Uma vontade de voltar no tempo e, apenas por instantes, rever e reaver tudo de novo...
Crescer é complicado... intensidade é a palavra que define bem o meu "crescer" ( se é que isso que me acontece é crescer...), tudo muito melhor... ou pior, dependendo do caso... mas tudo muito mais forte, vivo, alto e colorido!
Às vezes me canso, quero apenas dormir e dar um tempo no tempo... mas não dá... acordo e já é amanhã...
E a falta das pessoas? Não mais as pessoas por quem e com quem briguei, com e sem motivo... mas as pessoas que me aparecem de anos em anos... e as que nunca aparecem... uma vontade de refazer e desfazer algumas relações, algumas emoções...
Quisera eu voltar e dar o beijo, dizer que amava (ou que não amava), brigar quando devia, calar quando podia... evitar as pedras e contornar as montanhas que colocaram no meu caminho... destruir o muro de medo, covardia e hipocrisia que muitas, muitas vezes eu ergui ao meu redor...
Eu acho, eu só acho, que o muro ganhou uma porta... e ela fica cada vez mais larga... espero eu que daqui a pouco tempo eu só tenha portas ao meu redor... chega de muros!
Queria mesmo vocês todos de volta, todos aqui, todos comigo...
Queria não, quero!

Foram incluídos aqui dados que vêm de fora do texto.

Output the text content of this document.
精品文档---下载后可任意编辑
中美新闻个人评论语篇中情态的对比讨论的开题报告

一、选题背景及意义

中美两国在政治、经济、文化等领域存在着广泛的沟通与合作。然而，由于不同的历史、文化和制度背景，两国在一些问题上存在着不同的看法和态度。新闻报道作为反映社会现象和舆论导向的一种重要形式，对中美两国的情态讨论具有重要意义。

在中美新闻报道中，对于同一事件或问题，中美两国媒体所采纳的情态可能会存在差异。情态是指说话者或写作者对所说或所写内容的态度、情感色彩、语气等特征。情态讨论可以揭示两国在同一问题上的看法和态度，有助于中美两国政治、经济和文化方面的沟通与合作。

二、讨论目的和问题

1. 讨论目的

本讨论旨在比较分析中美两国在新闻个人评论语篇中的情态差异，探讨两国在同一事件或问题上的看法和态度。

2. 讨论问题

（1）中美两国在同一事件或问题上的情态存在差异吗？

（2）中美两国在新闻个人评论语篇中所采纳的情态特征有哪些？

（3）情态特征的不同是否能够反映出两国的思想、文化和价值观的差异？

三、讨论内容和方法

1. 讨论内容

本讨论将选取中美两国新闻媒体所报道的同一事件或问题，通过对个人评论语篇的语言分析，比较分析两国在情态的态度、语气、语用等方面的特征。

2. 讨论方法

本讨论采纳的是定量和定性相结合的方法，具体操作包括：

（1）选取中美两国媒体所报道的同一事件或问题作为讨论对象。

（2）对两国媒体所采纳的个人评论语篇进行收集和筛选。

E vou continuar querendo... até encontrá-los ou me perder de vez...
Saudade intensa e imensa!

quarta-feira, 2 de setembro de 2009

Enquanto isso, na Sala de Justiça...

... eu continuo meu processo de reconhecimento, me despindo de alguns conceitos inúteis, deixando de dar importância a algumas coisas, vendo algumas pessoas de outra maneira...
Continuando com a terapia que está me resgatando (obrigada Dr. Emmanuel!), trabalhando, querendo voltar a estudar, voltando a namorar ( o "moço"...rs), vivendo comigo e com os outros, na maior tranquilidade que posso, com a maior sinceridade que me é permitido.
Ah! E eventualmente salvando minha filha de tragédias, isso com a ajuda do anjo de guarda dela que, diga-se de passagem, é o McGyver (rs...). Hoje foi o forro do teto da sala que desabou sobre a rede onde ela dormia (!!!). Acordei cinco da manhã com o estrondo (os gatos resolveram acertar suas contas no forro).
Foi o tempo de correr e tirá-la da rede para ver se não havia nenhum ferimento... e graças a Deus, não havia... nada... aliás, ela só acordou no meu colo, uns dois minutos depois. O susto foi enorme... mas passou... e sem maiores problemas.
Se bem... tem um... vou ter que começar a procurar casa de novo... não vou morar em um lugar que a qualquer momento pode desabar sobre a minha cabeça...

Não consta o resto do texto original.